Fanny n’avait pas parlé à sa sœur depuis des années, mais elle savait que le message ne pouvait provenir que d’Angélique. Elle leva lentement la tête. À travers la vitre de son bureau, elle voyait ses collègues s’agiter dans ­l’effervescence matinale. Maman est morte. Quand l’avait-elle vue pour la dernière fois ? Pour le troisième anniversaire d’Oscar, il y a plus de neuf mois. Marie-Claire avait proposé de prendre son petit-fils une semaine l’été suivant et Fanny avait failli éclater de rire. Puis, quand elle avait compris que la proposition était sérieuse, elle avait refusé poliment. Elle ne savait même plus quel prétexte elle avait invoqué. Elles s’étaient disputées et ne s’étaient pas rappelées. Ses mains tremblaient. Maman est morte. Elle aurait voulu demander ce qu’il fallait faire. Parler à quelqu’un, peut-être ? Non. On ne mélange pas travail et vie privée. Les collègues de Fanny n’étaient pas ses amies. Encore moins depuis qu’elle avait été promue rédactrice en chef adjointe du magazine et qu’elle était pressentie comme future directrice éditoriale du online.

Elle avait besoin d’un café. Elle posa son téléphone avec précaution sur son bureau impeccablement rangé, comme un objet brûlant susceptible d’exploser à tout instant. Elle traversa l’open space avec la curieuse impression d’avancer au ralenti dans un aquarium au son du cliquetis des claviers.

— Carabosse va récupérer le online, c’est sûr, elle va virer la moitié de l’équipe.

La phrase lui arriva bien distincte, comme un boomerang en plein dans les dents. Une discussion de machine à café comme une autre, dont elle était manifestement l’objet. Sa mère était morte et ses collègues la surnommaient « Carabosse ». Merci et bonne journée à vous aussi.

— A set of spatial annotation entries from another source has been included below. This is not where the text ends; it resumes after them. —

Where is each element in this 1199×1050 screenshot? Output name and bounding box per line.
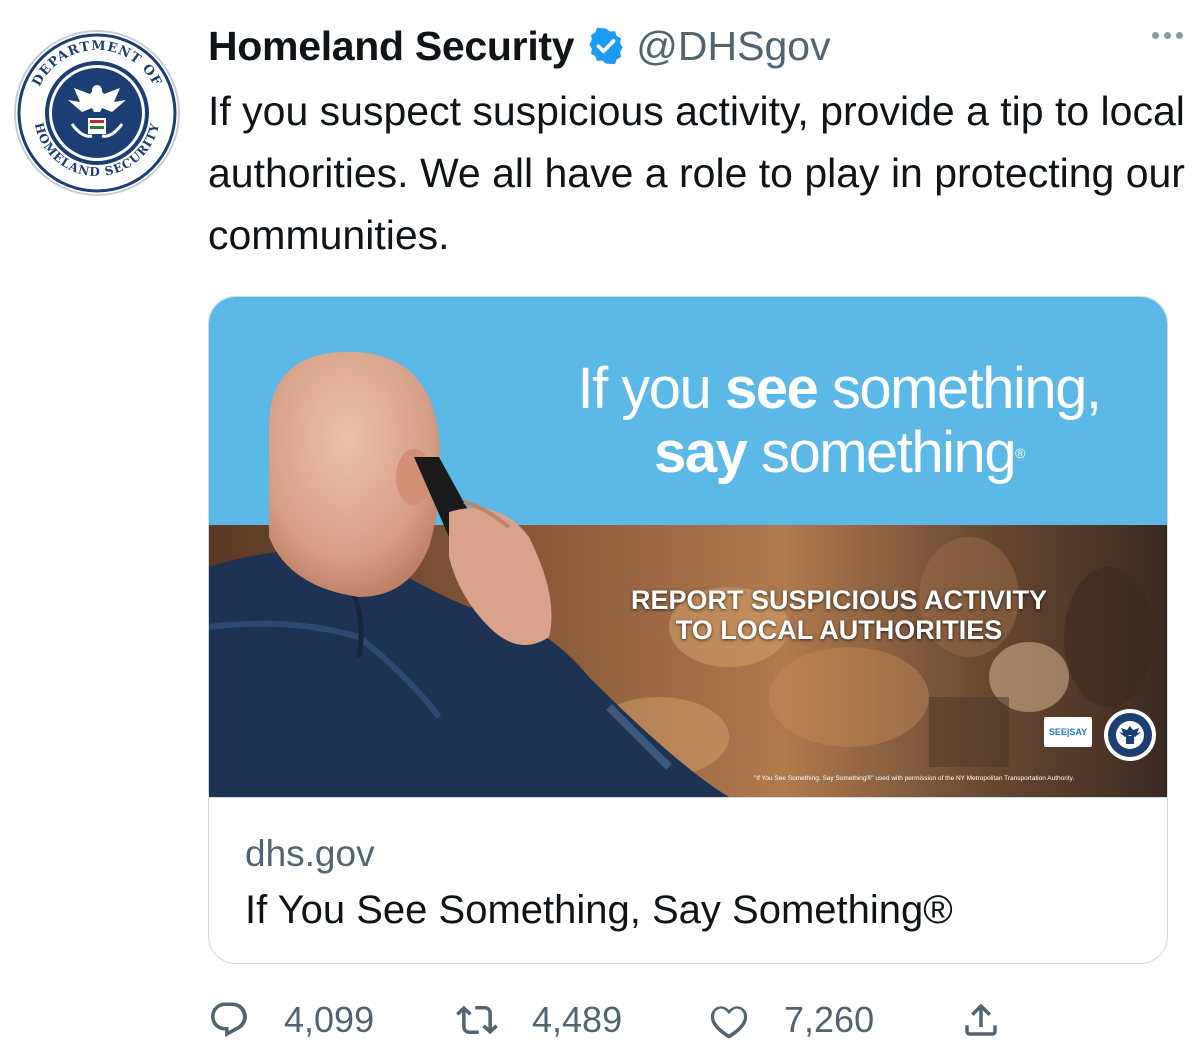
like-button[interactable]: 7,260 [708,990,874,1050]
dhs-seal-icon: DEPARTMENT OF HOMELAND SECURITY [14,30,180,196]
more-options-icon[interactable] [1147,20,1187,50]
retweet-count: 4,489 [532,999,623,1040]
dhs-mini-seal-icon [1104,709,1156,761]
author-handle[interactable]: @DHSgov [636,23,830,70]
card-meta[interactable]: dhs.gov If You See Something, Say Someth… [209,797,1167,963]
author-display-name[interactable]: Homeland Security [208,23,575,70]
tweet-text: If you suspect suspicious activity, prov… [208,88,1185,258]
see-say-logo: SEE|SAY [1044,717,1092,747]
tweet-actions: 4,099 4,489 7,260 [208,990,1028,1050]
reply-icon [211,1002,247,1037]
heart-icon [710,1006,748,1039]
card-image-fine-print: "If You See Something, Say Something®" u… [754,775,1075,782]
like-count: 7,260 [784,999,875,1040]
link-card[interactable]: If you see something, say something® REP… [208,296,1168,964]
share-icon [965,1003,997,1036]
share-button[interactable] [960,990,1002,1050]
tweet-header: Homeland Security @DHSgov [208,16,1159,76]
card-image[interactable]: If you see something, say something® REP… [209,297,1167,797]
card-domain: dhs.gov [245,833,375,874]
card-image-report-text: REPORT SUSPICIOUS ACTIVITY TO LOCAL AUTH… [630,585,1048,645]
verified-badge-icon [586,26,626,66]
card-title: If You See Something, Say Something® [245,888,953,932]
retweet-button[interactable]: 4,489 [456,990,622,1050]
card-image-headline: If you see something, say something® [577,356,1102,485]
reply-button[interactable]: 4,099 [208,990,374,1050]
avatar[interactable]: DEPARTMENT OF HOMELAND SECURITY [12,28,182,198]
retweet-icon [456,1005,498,1035]
reply-count: 4,099 [284,999,375,1040]
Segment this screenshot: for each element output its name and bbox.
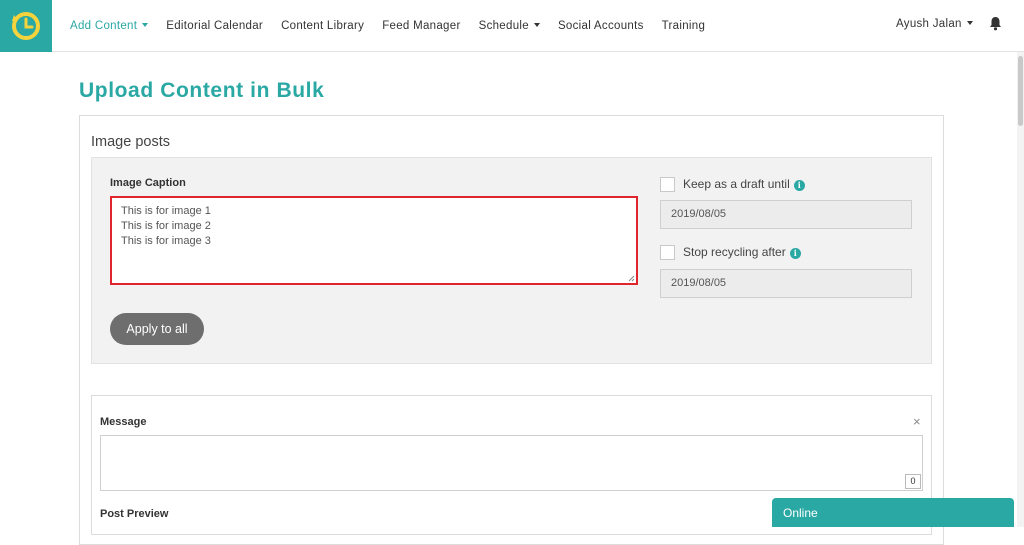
nav-feed-manager[interactable]: Feed Manager [382, 20, 460, 32]
draft-label: Keep as a draft until i [683, 177, 805, 191]
resize-handle-icon[interactable] [628, 275, 635, 282]
page-title: Upload Content in Bulk [79, 79, 325, 102]
section-title: Image posts [91, 134, 170, 150]
recycle-date-input[interactable]: 2019/08/05 [660, 269, 912, 298]
recycle-checkbox[interactable] [660, 245, 675, 260]
character-count: 0 [905, 474, 921, 489]
info-icon[interactable]: i [789, 248, 801, 259]
nav-training[interactable]: Training [662, 20, 706, 32]
image-caption-textarea[interactable]: This is for image 1 This is for image 2 … [110, 196, 638, 285]
info-icon[interactable]: i [793, 180, 805, 191]
nav-content-library[interactable]: Content Library [281, 20, 364, 32]
chevron-down-icon [142, 23, 149, 27]
draft-checkbox[interactable] [660, 177, 675, 192]
chevron-down-icon [533, 23, 540, 27]
draft-label-text: Keep as a draft until [683, 177, 790, 191]
nav-editorial-calendar[interactable]: Editorial Calendar [166, 20, 263, 32]
scrollbar-thumb[interactable] [1018, 56, 1023, 126]
recycle-label: Stop recycling after i [683, 245, 801, 259]
close-icon[interactable]: × [913, 414, 921, 429]
apply-to-all-button[interactable]: Apply to all [110, 313, 204, 345]
draft-date-input[interactable]: 2019/08/05 [660, 200, 912, 229]
image-caption-label: Image Caption [110, 177, 186, 189]
app-logo[interactable] [0, 0, 52, 52]
nav-schedule[interactable]: Schedule [479, 20, 540, 32]
chevron-down-icon [966, 21, 973, 25]
main-nav: Add Content Editorial Calendar Content L… [61, 0, 714, 52]
clock-refresh-icon [12, 12, 40, 40]
notifications-button[interactable] [989, 16, 1002, 36]
user-name: Ayush Jalan [896, 18, 962, 30]
nav-add-content[interactable]: Add Content [70, 20, 149, 32]
post-preview-label: Post Preview [100, 508, 169, 520]
nav-add-content-label: Add Content [70, 20, 138, 32]
nav-schedule-label: Schedule [478, 20, 529, 32]
user-menu[interactable]: Ayush Jalan [896, 18, 973, 30]
message-textarea[interactable] [100, 435, 923, 491]
bell-icon [990, 17, 1001, 31]
online-chat-tab[interactable]: Online [772, 498, 1014, 527]
recycle-label-text: Stop recycling after [683, 245, 786, 259]
top-navbar: Add Content Editorial Calendar Content L… [0, 0, 1024, 52]
message-label: Message [100, 416, 147, 428]
nav-social-accounts[interactable]: Social Accounts [558, 20, 644, 32]
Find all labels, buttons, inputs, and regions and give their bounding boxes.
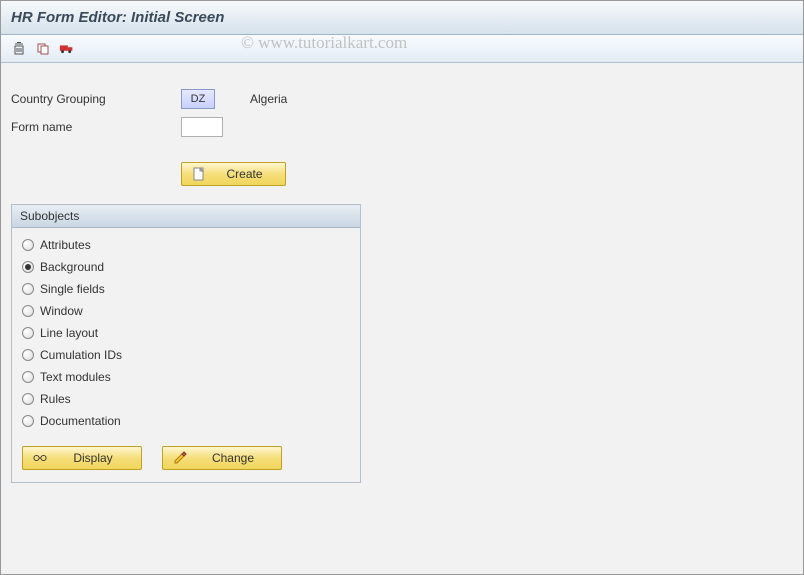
radio-cumulation-ids[interactable]: Cumulation IDs [22,344,350,366]
subobjects-group: Subobjects Attributes Background Single … [11,204,361,483]
form-name-label: Form name [11,120,181,134]
radio-window[interactable]: Window [22,300,350,322]
radio-background[interactable]: Background [22,256,350,278]
radio-input-text-modules[interactable] [22,371,34,383]
toolbar [1,35,803,63]
trash-icon[interactable] [11,41,27,57]
glasses-icon [33,451,47,465]
content-area: Country Grouping DZ Algeria Form name Cr… [1,63,803,493]
radio-single-fields[interactable]: Single fields [22,278,350,300]
radio-input-cumulation-ids[interactable] [22,349,34,361]
radio-documentation[interactable]: Documentation [22,410,350,432]
pencil-icon [173,451,187,465]
radio-input-single-fields[interactable] [22,283,34,295]
radio-input-rules[interactable] [22,393,34,405]
country-grouping-label: Country Grouping [11,92,181,106]
radio-input-window[interactable] [22,305,34,317]
create-button-label: Create [214,167,275,181]
subobjects-header: Subobjects [12,205,360,228]
document-icon [192,167,206,181]
title-bar: HR Form Editor: Initial Screen [1,1,803,35]
radio-line-layout[interactable]: Line layout [22,322,350,344]
radio-input-attributes[interactable] [22,239,34,251]
create-button[interactable]: Create [181,162,286,186]
page-title: HR Form Editor: Initial Screen [11,9,224,26]
form-name-input[interactable] [181,117,223,137]
country-grouping-input[interactable]: DZ [181,89,215,109]
display-button-label: Display [55,451,131,465]
radio-input-line-layout[interactable] [22,327,34,339]
radio-text-modules[interactable]: Text modules [22,366,350,388]
radio-attributes[interactable]: Attributes [22,234,350,256]
change-button-label: Change [195,451,271,465]
display-button[interactable]: Display [22,446,142,470]
copy-icon[interactable] [35,41,51,57]
radio-input-background[interactable] [22,261,34,273]
radio-rules[interactable]: Rules [22,388,350,410]
radio-input-documentation[interactable] [22,415,34,427]
change-button[interactable]: Change [162,446,282,470]
truck-icon[interactable] [59,41,75,57]
country-description: Algeria [250,92,287,106]
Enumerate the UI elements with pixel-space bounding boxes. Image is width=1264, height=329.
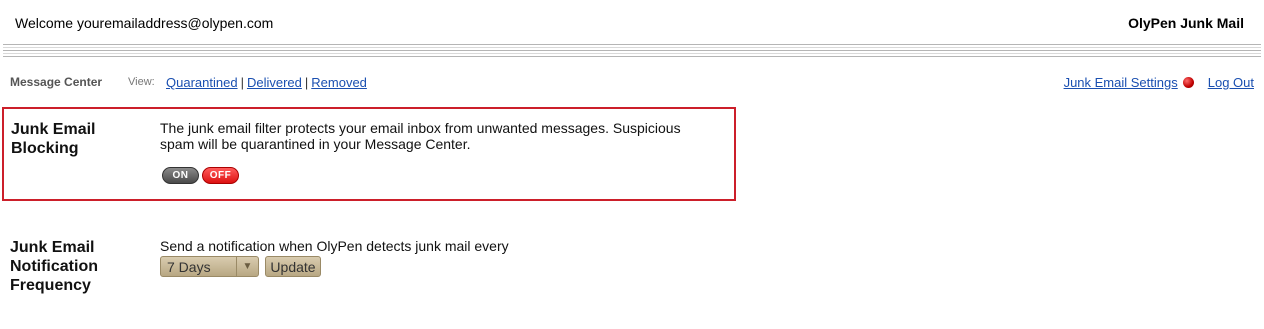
delivered-link[interactable]: Delivered bbox=[247, 75, 302, 90]
logout-link[interactable]: Log Out bbox=[1208, 75, 1254, 90]
update-button[interactable]: Update bbox=[265, 256, 321, 277]
dropdown-arrow-icon: ▼ bbox=[236, 257, 258, 276]
frequency-value: 7 Days bbox=[167, 259, 211, 275]
notification-title: Junk Email Notification Frequency bbox=[10, 239, 98, 294]
notification-description: Send a notification when OlyPen detects … bbox=[160, 238, 509, 254]
toggle-off-button[interactable]: OFF bbox=[202, 167, 239, 184]
junk-email-settings-link[interactable]: Junk Email Settings bbox=[1064, 75, 1178, 90]
message-center-title: Message Center bbox=[10, 75, 103, 89]
removed-link[interactable]: Removed bbox=[311, 75, 367, 90]
header-divider bbox=[3, 44, 1261, 59]
blocking-title: Junk Email Blocking bbox=[11, 121, 96, 157]
view-links: Quarantined | Delivered | Removed bbox=[166, 75, 367, 90]
status-dot-icon bbox=[1182, 77, 1194, 88]
toggle-on-button[interactable]: ON bbox=[162, 167, 199, 184]
account-links: Junk Email Settings Log Out bbox=[1064, 75, 1254, 90]
separator: | bbox=[240, 75, 244, 90]
top-bar: Welcome youremailaddress@olypen.com OlyP… bbox=[0, 0, 1264, 44]
blocking-description: The junk email filter protects your emai… bbox=[160, 120, 681, 152]
blocking-toggle[interactable]: ON OFF bbox=[162, 167, 239, 184]
view-label: View: bbox=[128, 76, 155, 88]
separator: | bbox=[304, 75, 309, 90]
junk-email-blocking-panel: Junk Email Blocking The junk email filte… bbox=[2, 107, 736, 201]
quarantined-link[interactable]: Quarantined bbox=[166, 75, 238, 90]
brand-title: OlyPen Junk Mail bbox=[1128, 15, 1244, 31]
welcome-text: Welcome youremailaddress@olypen.com bbox=[15, 15, 274, 31]
nav-bar: Message Center View: Quarantined | Deliver… bbox=[0, 74, 1264, 92]
frequency-select[interactable]: 7 Days ▼ bbox=[160, 256, 259, 277]
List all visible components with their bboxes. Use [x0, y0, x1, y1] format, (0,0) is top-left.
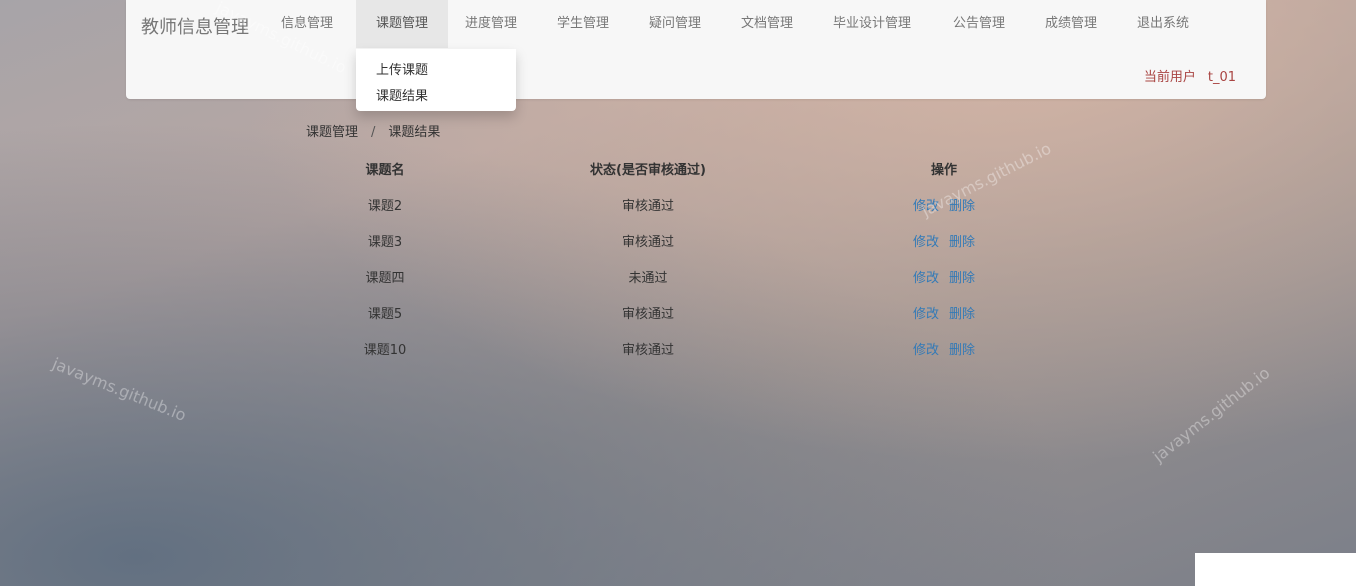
delete-link[interactable]: 删除 — [949, 199, 975, 214]
nav-item-logout[interactable]: 退出系统 — [1120, 0, 1206, 48]
actions-cell: 修改 删除 — [864, 231, 1024, 250]
actions-cell: 修改 删除 — [864, 195, 1024, 214]
watermark: javayms.github.io — [1149, 363, 1274, 466]
delete-link[interactable]: 删除 — [949, 235, 975, 250]
table-header-status: 状态(是否审核通过) — [590, 163, 706, 178]
dropdown-item-upload-topic[interactable]: 上传课题 — [376, 59, 428, 78]
status-cell: 审核通过 — [621, 199, 674, 214]
status-cell: 审核通过 — [621, 307, 674, 322]
topic-name-cell: 课题5 — [367, 307, 403, 322]
delete-link[interactable]: 删除 — [949, 271, 975, 286]
nav-item-progress[interactable]: 进度管理 — [448, 0, 534, 48]
nav-item-document[interactable]: 文档管理 — [724, 0, 810, 48]
breadcrumb-item-topic-results: 课题结果 — [388, 125, 441, 140]
edit-link[interactable]: 修改 — [913, 199, 939, 214]
top-navbar: 教师信息管理 信息管理 课题管理 进度管理 学生管理 疑问管理 文档管理 毕业设… — [126, 0, 1266, 99]
nav-item-graduation-design[interactable]: 毕业设计管理 — [820, 0, 924, 48]
dropdown-item-topic-results[interactable]: 课题结果 — [376, 85, 428, 104]
nav-item-grade[interactable]: 成绩管理 — [1028, 0, 1114, 48]
edit-link[interactable]: 修改 — [913, 271, 939, 286]
nav-item-question[interactable]: 疑问管理 — [632, 0, 718, 48]
topic-name-cell: 课题10 — [363, 343, 407, 358]
breadcrumb: 课题管理 / 课题结果 — [306, 121, 440, 140]
edit-link[interactable]: 修改 — [913, 343, 939, 358]
status-cell: 审核通过 — [621, 235, 674, 250]
nav-item-info[interactable]: 信息管理 — [264, 0, 350, 48]
topic-name-cell: 课题3 — [367, 235, 403, 250]
actions-cell: 修改 删除 — [864, 339, 1024, 358]
edit-link[interactable]: 修改 — [913, 307, 939, 322]
current-user: 当前用户 t_01 — [1144, 66, 1236, 85]
topic-name-cell: 课题四 — [365, 271, 405, 286]
nav-item-announcement[interactable]: 公告管理 — [936, 0, 1022, 48]
status-cell: 审核通过 — [621, 343, 674, 358]
nav-item-topic[interactable]: 课题管理 — [356, 0, 448, 48]
edit-link[interactable]: 修改 — [913, 235, 939, 250]
topic-dropdown-menu: 上传课题 课题结果 — [356, 49, 516, 111]
topic-name-cell: 课题2 — [367, 199, 403, 214]
table-header-actions: 操作 — [930, 163, 957, 178]
table-header-topic-name: 课题名 — [365, 163, 405, 178]
breadcrumb-separator: / — [371, 125, 376, 140]
current-user-name: t_01 — [1207, 70, 1236, 85]
delete-link[interactable]: 删除 — [949, 343, 975, 358]
delete-link[interactable]: 删除 — [949, 307, 975, 322]
corner-overlay-box — [1195, 553, 1356, 586]
watermark: javayms.github.io — [49, 353, 190, 426]
current-user-label: 当前用户 — [1143, 70, 1196, 85]
brand-title[interactable]: 教师信息管理 — [141, 13, 249, 39]
nav-item-student[interactable]: 学生管理 — [540, 0, 626, 48]
actions-cell: 修改 删除 — [864, 303, 1024, 322]
actions-cell: 修改 删除 — [864, 267, 1024, 286]
breadcrumb-item-topic-management[interactable]: 课题管理 — [306, 125, 358, 140]
status-cell: 未通过 — [628, 271, 668, 286]
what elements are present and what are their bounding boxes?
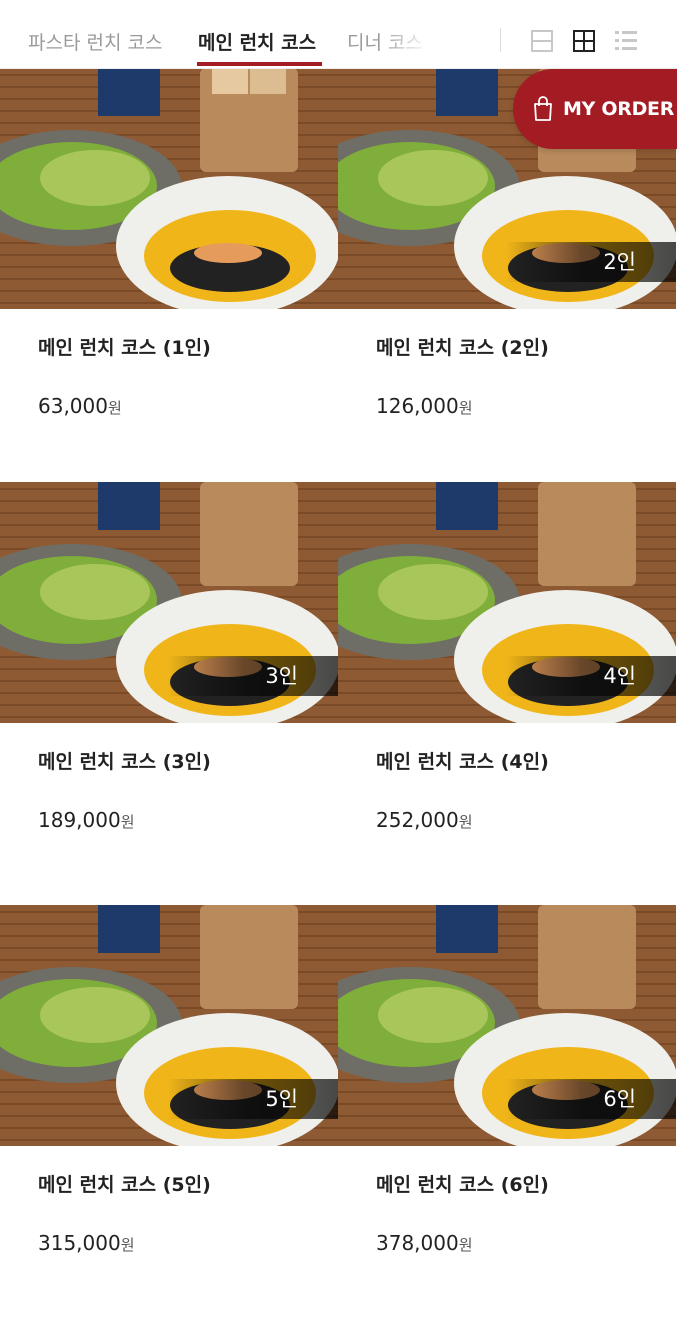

La conversation entre Nathalie et Jeanne cessa, bien entendu, à l’instant où elles remarquèrent sa présence. Fanny, l’air de rien, appuya sur le bouton « expresso sans sucre » et attendit que le gobelet se remplisse. Une odeur légère et plutôt agréable de panique et de café envahit l’atmosphère. Fanny repartit s’enfermer dans son bureau sans leur adresser la parole – ce n’est pas comme si elle avait du temps à perdre avec ce genre de commérages. Et puis, sa mère était morte, ce qui, objectivement, était tout de même plus grave que de se faire traiter de sorcière par deux collègues jalouses.